We’re entering our third season selling the world’s best snow shovels, and so we want to pass on some tips on how you can shovel snow like a pro this winter.
Take care of yourself
Whatever you do, make sure you’re taking care of your own health. Shoveling snow can be frustrating, with all the cold, damp, never ending snow coverage. If you’ve ever been in the midst of a heavy snow storm you know how annoying it can be to finish your driveway only to look back and see another half-inch already accumulated where you’d just shoveled. But never let the frustration get to you so much that you take risks with your health.
Health.com estimates that injuries caused by shoveling snow reach the tens of thousands each year (70,000 in 2008). So when you start the job, make sure your posture is correct. Make sure your back is straight and you’re lifting with your knees. (Bonus: if the shoveling job is big enough, you may be able to skip your squat routine at the gym that week!) And it’s not just back problems that people suffer. A lot of injuries result from slips and falls, so make sure you’re standing correctly with good footing. Wear good boots with traction and always test for ice.
Finally, if the snow is really coming down, understand that you’ll need to pace yourself. Take frequent breaks to stretch and get warm/cool down and dry. And remember to drink plenty of water. Dehydration is a common problem when people are shoveling for a long period of time.
Have a strategy
Ever been to a hockey game and watched the Zamboni’s between periods? Did you know there’s a universal pattern those drivers follow? Likewise, there will be an efficient way to clear your driveway and sidewalks.
Realize you don’t want to repeat work where not necessary. Start by clearing off trees, roof overhangs and cars so you don’t end up piling loads of snow back onto your driveway after you’ve finished clearing it. Next, it’s best to start from the center and move out toward the final dumping spot of the snow. Of course, the snow might get so heavy that you’ll need to heft it afterwards, but this keeps you from clearing the edges, only to pile them up when moving to the center.

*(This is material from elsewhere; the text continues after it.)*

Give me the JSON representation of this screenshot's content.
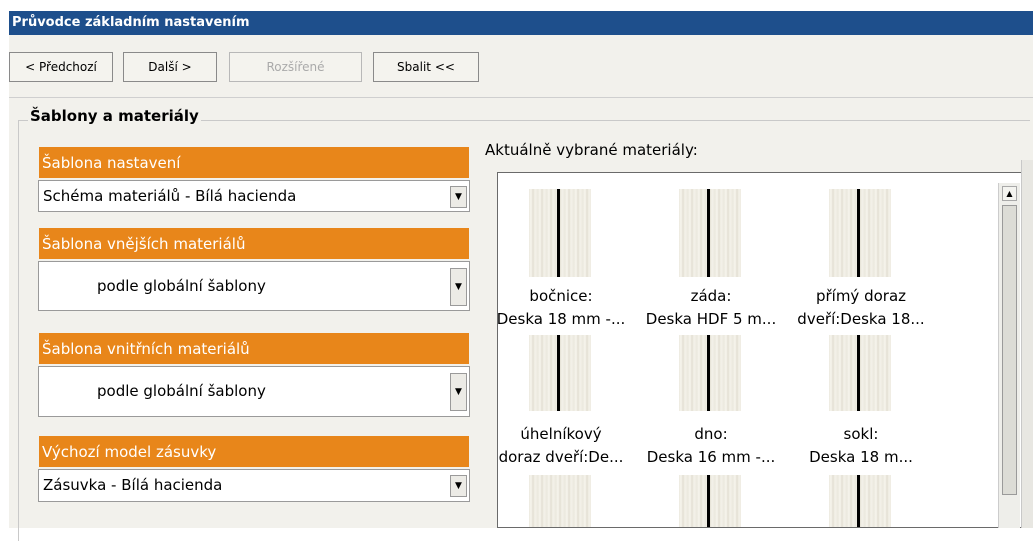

Also, minimize the distance traveled. Don’t push snow twenty feet when you can just toss it into a pile a couple feet away. Of course, be careful of obstructions or anything that might be dangerous or damaging, but in most cases, your bushes and beds can withstand a few pounds of extra snow.
Tools of the trade
Having the right tool is key to a job well done. Snow blowers are excellent but there are times when they’re not ideal. If too little snow has accumulated, or if a hard, icy layer of compacted snow has formed, a snow blower might just glide right over it. Even if you have a snow removal machine, it’s always good to have a shovel or two as well.
Orbit makes shovels in numerous sizes so you can get the one that’s right for you. Start by determining blade width. A wider blade will push more snow but may be harder to scoop and throw snow away. Smaller blades are great for throwing snow, but not as efficient for pushing large amounts of snow at once. And what about metal vs plastic edges? Metal is great for rough surfaces that quickly degrade plastic and help when chipping away at compacted snow and ice. Plastic is better for gliding over the surface, and particularly helpful for softer surfaces like wood or vinyl decks.